Progress: ✅ Phase 1 data · ✅ Phase 2 agent+tools · ✅ Phase 2.5 local-LLM toggle · ✅ Phase 3 review UI · ✅ Phase 3.5 policy gate · ✅ Phase 3.6 React+FastAPI UI · ✅ Phase 3.7 policy drawer · ✅ Phase 4 eval+CI · ✅ Phase 4.1 gate hardening · ⬜ Phase 5 deploy (Docker Space) · ⬜ Phase 6 submission.

What's NEXT (milestone plan)

Detailed step-by-step recipe (with the cloud/CI/deploy specifics) lives in PLAN.md. This section is the milestone-level summary; PLAN.md is the how.

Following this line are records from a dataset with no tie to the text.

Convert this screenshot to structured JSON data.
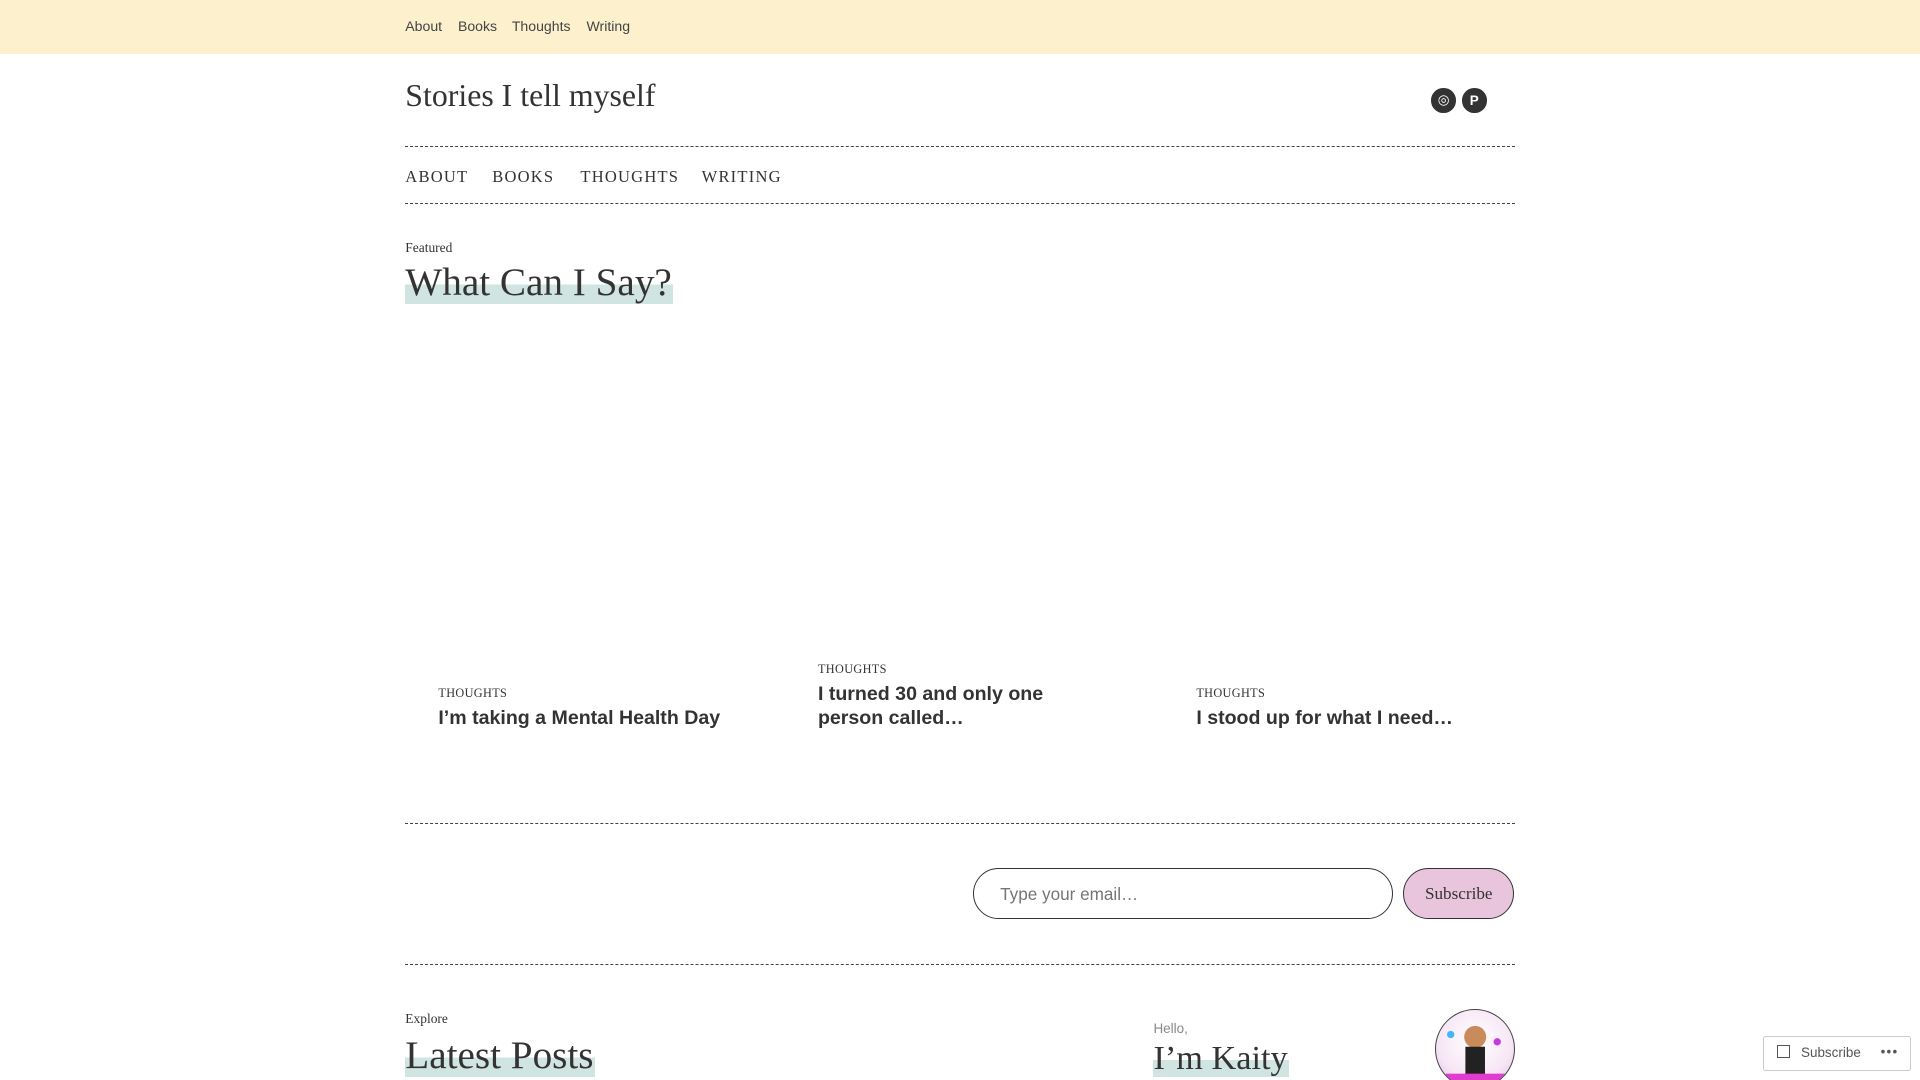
{
  "top_menu": [
    "About",
    "Books",
    "Thoughts",
    "Writing"
  ],
  "site_title": "Stories I tell myself",
  "social": [
    {
      "name": "instagram-icon",
      "glyph": "◎"
    },
    {
      "name": "pinterest-icon",
      "glyph": "P"
    }
  ],
  "main_nav": [
    "ABOUT",
    "BOOKS",
    "THOUGHTS",
    "WRITING"
  ],
  "featured": {
    "kicker": "Featured",
    "title": "What Can I Say?"
  },
  "posts": [
    {
      "category": "THOUGHTS",
      "title": "I’m taking a Mental Health Day"
    },
    {
      "category": "THOUGHTS",
      "title": "I turned 30 and only one person called…"
    },
    {
      "category": "THOUGHTS",
      "title": "I stood up for what I need…"
    }
  ],
  "subscribe": {
    "placeholder": "Type your email…",
    "button": "Subscribe"
  },
  "explore": {
    "kicker": "Explore",
    "title": "Latest Posts"
  },
  "about": {
    "kicker": "Hello,",
    "title": "I’m Kaity"
  },
  "widget": {
    "label": "Subscribe",
    "more": "•••"
  },
  "colors": {
    "topbar": "#fdf0cd",
    "highlight": "#d0e4e1",
    "button": "#e9c4dd"
  }
}
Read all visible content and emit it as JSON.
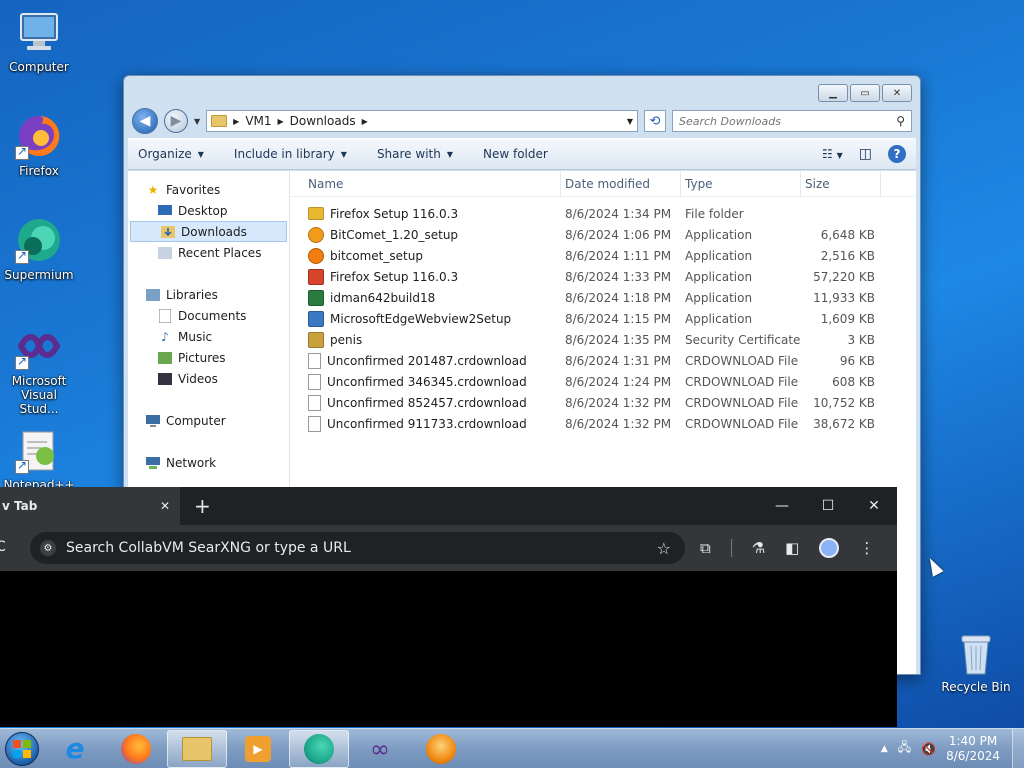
{
  "desktop": {
    "icons": [
      {
        "label": "Computer"
      },
      {
        "label": "Firefox"
      },
      {
        "label": "Supermium"
      },
      {
        "label": "Microsoft Visual Stud..."
      },
      {
        "label": "Notepad++"
      }
    ],
    "recycle_bin": "Recycle Bin"
  },
  "explorer": {
    "breadcrumb": [
      "VM1",
      "Downloads"
    ],
    "search_placeholder": "Search Downloads",
    "toolbar": {
      "organize": "Organize",
      "include_in_library": "Include in library",
      "share_with": "Share with",
      "new_folder": "New folder"
    },
    "nav": {
      "favorites": "Favorites",
      "desktop": "Desktop",
      "downloads": "Downloads",
      "recent_places": "Recent Places",
      "libraries": "Libraries",
      "documents": "Documents",
      "music": "Music",
      "pictures": "Pictures",
      "videos": "Videos",
      "computer": "Computer",
      "network": "Network"
    },
    "columns": {
      "name": "Name",
      "date": "Date modified",
      "type": "Type",
      "size": "Size"
    },
    "files": [
      {
        "name": "Firefox Setup 116.0.3",
        "date": "8/6/2024 1:34 PM",
        "type": "File folder",
        "size": "",
        "icon": "folder-icon",
        "color": "#e8b830"
      },
      {
        "name": "BitComet_1.20_setup",
        "date": "8/6/2024 1:06 PM",
        "type": "Application",
        "size": "6,648 KB",
        "icon": "bitcomet-icon",
        "color": "#f29b1d"
      },
      {
        "name": "bitcomet_setup",
        "date": "8/6/2024 1:11 PM",
        "type": "Application",
        "size": "2,516 KB",
        "icon": "bitcomet-icon",
        "color": "#f07f0f"
      },
      {
        "name": "Firefox Setup 116.0.3",
        "date": "8/6/2024 1:33 PM",
        "type": "Application",
        "size": "57,220 KB",
        "icon": "firefox-installer-icon",
        "color": "#d6452b"
      },
      {
        "name": "idman642build18",
        "date": "8/6/2024 1:18 PM",
        "type": "Application",
        "size": "11,933 KB",
        "icon": "idm-icon",
        "color": "#2b7a3f"
      },
      {
        "name": "MicrosoftEdgeWebview2Setup",
        "date": "8/6/2024 1:15 PM",
        "type": "Application",
        "size": "1,609 KB",
        "icon": "installer-icon",
        "color": "#3b78c4"
      },
      {
        "name": "penis",
        "date": "8/6/2024 1:35 PM",
        "type": "Security Certificate",
        "size": "3 KB",
        "icon": "certificate-icon",
        "color": "#c9a13a"
      },
      {
        "name": "Unconfirmed 201487.crdownload",
        "date": "8/6/2024 1:31 PM",
        "type": "CRDOWNLOAD File",
        "size": "96 KB",
        "icon": "blank-file-icon",
        "color": "#ffffff"
      },
      {
        "name": "Unconfirmed 346345.crdownload",
        "date": "8/6/2024 1:24 PM",
        "type": "CRDOWNLOAD File",
        "size": "608 KB",
        "icon": "blank-file-icon",
        "color": "#ffffff"
      },
      {
        "name": "Unconfirmed 852457.crdownload",
        "date": "8/6/2024 1:32 PM",
        "type": "CRDOWNLOAD File",
        "size": "10,752 KB",
        "icon": "blank-file-icon",
        "color": "#ffffff"
      },
      {
        "name": "Unconfirmed 911733.crdownload",
        "date": "8/6/2024 1:32 PM",
        "type": "CRDOWNLOAD File",
        "size": "38,672 KB",
        "icon": "blank-file-icon",
        "color": "#ffffff"
      }
    ]
  },
  "browser": {
    "tab_title": "v Tab",
    "omnibox_placeholder": "Search CollabVM SearXNG or type a URL"
  },
  "taskbar": {
    "time": "1:40 PM",
    "date": "8/6/2024"
  }
}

  • Phase 4 — Eval + CI (next): extend eval/run_eval.py — deterministic checks (recommendation matches _expected; required escalations happen; cited rule IDs are real via policy.valid_rule_ids)
    • LLM-as-judge + the audit_log.jsonl human-override log as ground truth. Report reject precision, escalation recall, faithfulness. Build eval/testset.json from the campaigns' _expected. Add a GitHub Action running the deterministic layer free on every push (JD asks for eval-in-CI).
  • Phase 5 — Deploy: Hugging Face Spaces (Streamlit), prebuilt + committed Chroma index, ANTHROPIC_API_KEY + LLM_PROVIDER=anthropic as Space secrets; harden + polish.
  • Phase 6 — Submission: record ≤5-min video; finalize assumptions/README.

Reuse vs build

  • Reuse: src/config.py pattern, src/embed.py, src/store.py (Chroma), src/llm.py Anthropic provider, eval/run_eval.py structure.
  • Retire (or repurpose later): src/ingest.py, src/chunk.py (YouTube-specific). The citation/timestamp logic in chunk.py is YouTube-only; policy citations use rule IDs instead.
  • Build new: src/schemas.py, src/tools.py, src/agent.py, rewritten app.py, data/policy.md (done), data/campaigns/*.json (done), extended eval testset.

Architecture (target)

Campaign JSON (title, story, category, goal, beneficiary, organizer, links)
        │  (private _design_note/_expected stripped)
        ▼
  Pydantic AI Agent ── tools ──┬─ policy_search()     → RAG over policy.md (Chroma/embeddings)
  (Claude, structured out)     ├─ similar_cases()     → RAG over past adjudicated campaigns
        │                      ├─ check_sanctions()   → mock sanctions/embargo screen
        │                      └─ scan_risk_signals() → deterministic fraud heuristics
        ▼
  TriageDecision (Pydantic): recommendation · confidence · rule_violations[] ·
                             risk_signals[] · rationale · questions_for_submitter[]
        ▼
  Streamlit moderator queue → human Approve/Reject/Request-info (+override note) → audit log
        ▼
  Eval: deterministic + LLM-as-judge + human-override log (→ CI via GitHub Action)

Notes / risks

  • Need realistic synthetic data + a policy doc the agent cites; both now exist (Phase 1).
  • Mocked integrations must be clearly labeled stubs with a clean seam for a real API.
  • Keep heavy imports lazy (existing repo convention) so CLI/app startup stays fast.
  • Memory written: launchgood-application-project.md (project pivot context).